Be aware and share is a Swiss relief organization founded in 2015 in the context of the European migrant crisis, and a documentary film released in 2016.

== The relief organization ==

The charity work Be aware and share is a relief agency currently operating in Switzerland and Greece. It was founded in Basel in 2015 by social worker Bastian Seelhofer and colleagues.

When the refugee crisis intensified in the summer of 2015, Seelhofer's team decided to transport relief supplies to the Hungarian-Croatian border. In addition, there were deployments for stranded refugees on the Greek island of Chios, a few kilometers from the Turkish Aegean coast. There Seelhofer resigned his position as a youth worker in Switzerland and Be Aware and Share devoted themselves to the project.
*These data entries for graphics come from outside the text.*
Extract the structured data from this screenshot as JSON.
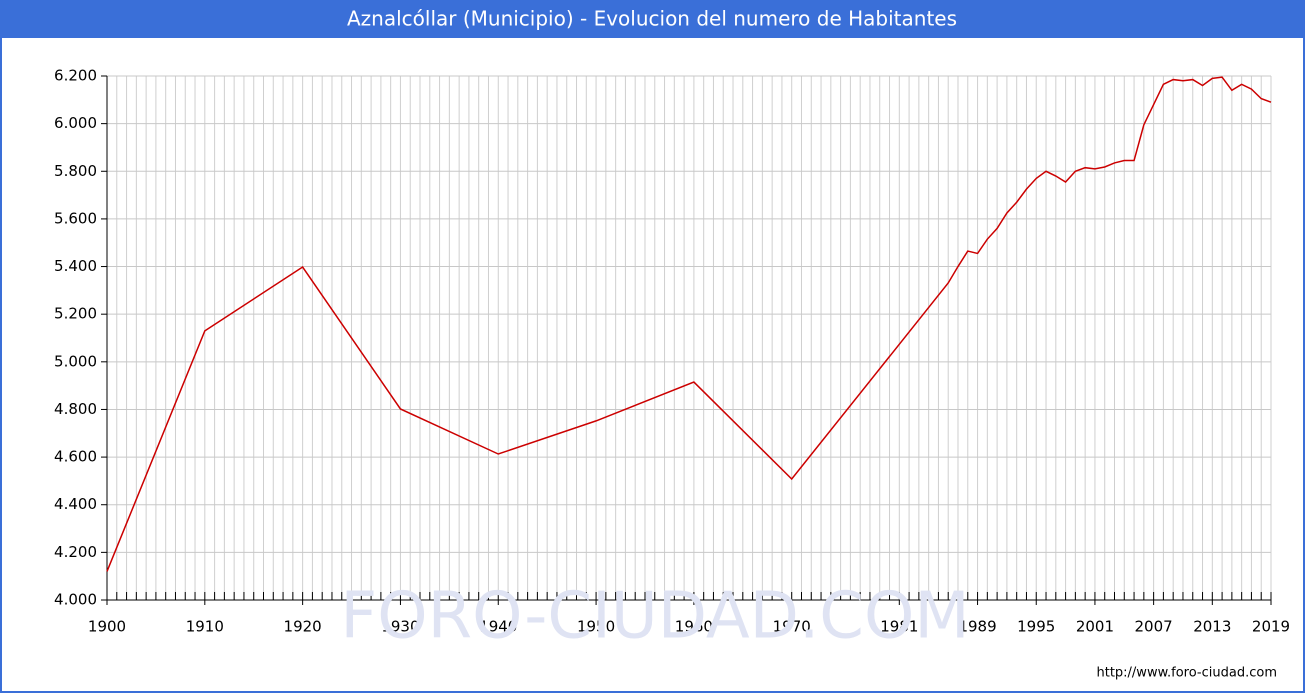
{
  "chart_data": {
    "type": "line",
    "title": "Aznalcóllar (Municipio) - Evolucion del numero de Habitantes",
    "watermark": "FORO-CIUDAD.COM",
    "source": "http://www.foro-ciudad.com",
    "x": [
      1900,
      1910,
      1920,
      1930,
      1940,
      1950,
      1960,
      1970,
      1986,
      1987,
      1988,
      1989,
      1990,
      1991,
      1992,
      1993,
      1994,
      1995,
      1996,
      1997,
      1998,
      1999,
      2000,
      2001,
      2002,
      2003,
      2004,
      2005,
      2006,
      2007,
      2008,
      2009,
      2010,
      2011,
      2012,
      2013,
      2014,
      2015,
      2016,
      2017,
      2018,
      2019
    ],
    "series": [
      {
        "name": "Habitantes",
        "color": "#cc0000",
        "values": [
          4120,
          5130,
          5398,
          4802,
          4613,
          4752,
          4915,
          4508,
          5331,
          5400,
          5465,
          5455,
          5515,
          5560,
          5625,
          5670,
          5725,
          5770,
          5800,
          5780,
          5755,
          5800,
          5815,
          5810,
          5818,
          5835,
          5845,
          5845,
          5995,
          6080,
          6165,
          6185,
          6180,
          6185,
          6160,
          6190,
          6195,
          6140,
          6165,
          6145,
          6105,
          6090
        ]
      }
    ],
    "xlim": [
      1900,
      2019
    ],
    "xticks": [
      1900,
      1910,
      1920,
      1930,
      1940,
      1950,
      1960,
      1970,
      1981,
      1989,
      1995,
      2001,
      2007,
      2013,
      2019
    ],
    "ylim": [
      4000,
      6200
    ],
    "yticks": [
      {
        "value": 4000,
        "label": "4.000"
      },
      {
        "value": 4200,
        "label": "4.200"
      },
      {
        "value": 4400,
        "label": "4.400"
      },
      {
        "value": 4600,
        "label": "4.600"
      },
      {
        "value": 4800,
        "label": "4.800"
      },
      {
        "value": 5000,
        "label": "5.000"
      },
      {
        "value": 5200,
        "label": "5.200"
      },
      {
        "value": 5400,
        "label": "5.400"
      },
      {
        "value": 5600,
        "label": "5.600"
      },
      {
        "value": 5800,
        "label": "5.800"
      },
      {
        "value": 6000,
        "label": "6.000"
      },
      {
        "value": 6200,
        "label": "6.200"
      }
    ],
    "grid": true
  }
}
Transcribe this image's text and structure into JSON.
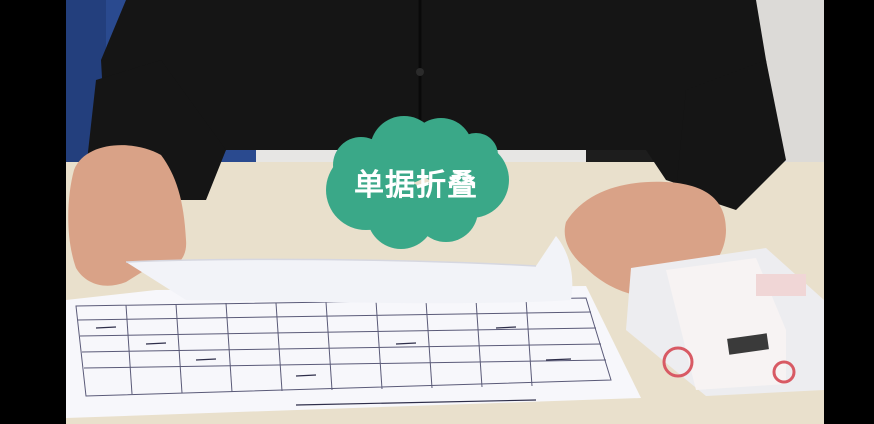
{
  "scene": {
    "caption": "单据折叠",
    "colors": {
      "wall": "#e7e6e4",
      "chair": "#2a4a8f",
      "shirt": "#151515",
      "desk": "#e9e0cc",
      "skin": "#d9a287",
      "paper": "#f7f7fb",
      "cloud": "#3aa888"
    }
  }
}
In May 2016, Be aware and share founded a school in Chios. The NGO called for the UNESCO initiative Education Cannot Wait. Through donations collected in Switzerland and through voluntary work, the organization offers several dozen refugee children and other young people a structured school day with at least two lessons per day. The teachers, mainly refugees themselves, teach languages (mainly English and native languages of the refugees, for example Arabic) and mathematics, among other things. The charity works with other organizations and is financially supported by major relief organizations such as the Norwegian Refugee Council.

== The film ==
The Swiss-Iranian filmmaker Omid Taslimi, together with Lasse Linder, shot a documentary film about when Be aware and share went to the Croatian-Hungarian border at Botovo (Drnje) in October 2015. The film shows the project’s origin came about: the collection of clothes at the beginning, the great interest from the Swiss population, the founding of the association, and a charity concert with Collie Herb, La Nefera and other regional musicians. There are logistical problems and the team travels by vans to Croatia. The Swiss helpers find Croatian allies, and with them, at the border station of Botovo, they give food and clothes to refugees who get off the train and cross the border to Hungary.

Apart from situation recordings, the film includes several short interviews with team members, other participants (for example, members of the Bernese aid organization Cibera) and ORF correspondent Christian Wehrschütz. In general, Taslimi focused the film strongly on the motivation of the activists. The film was shown in various Swiss movie theaters.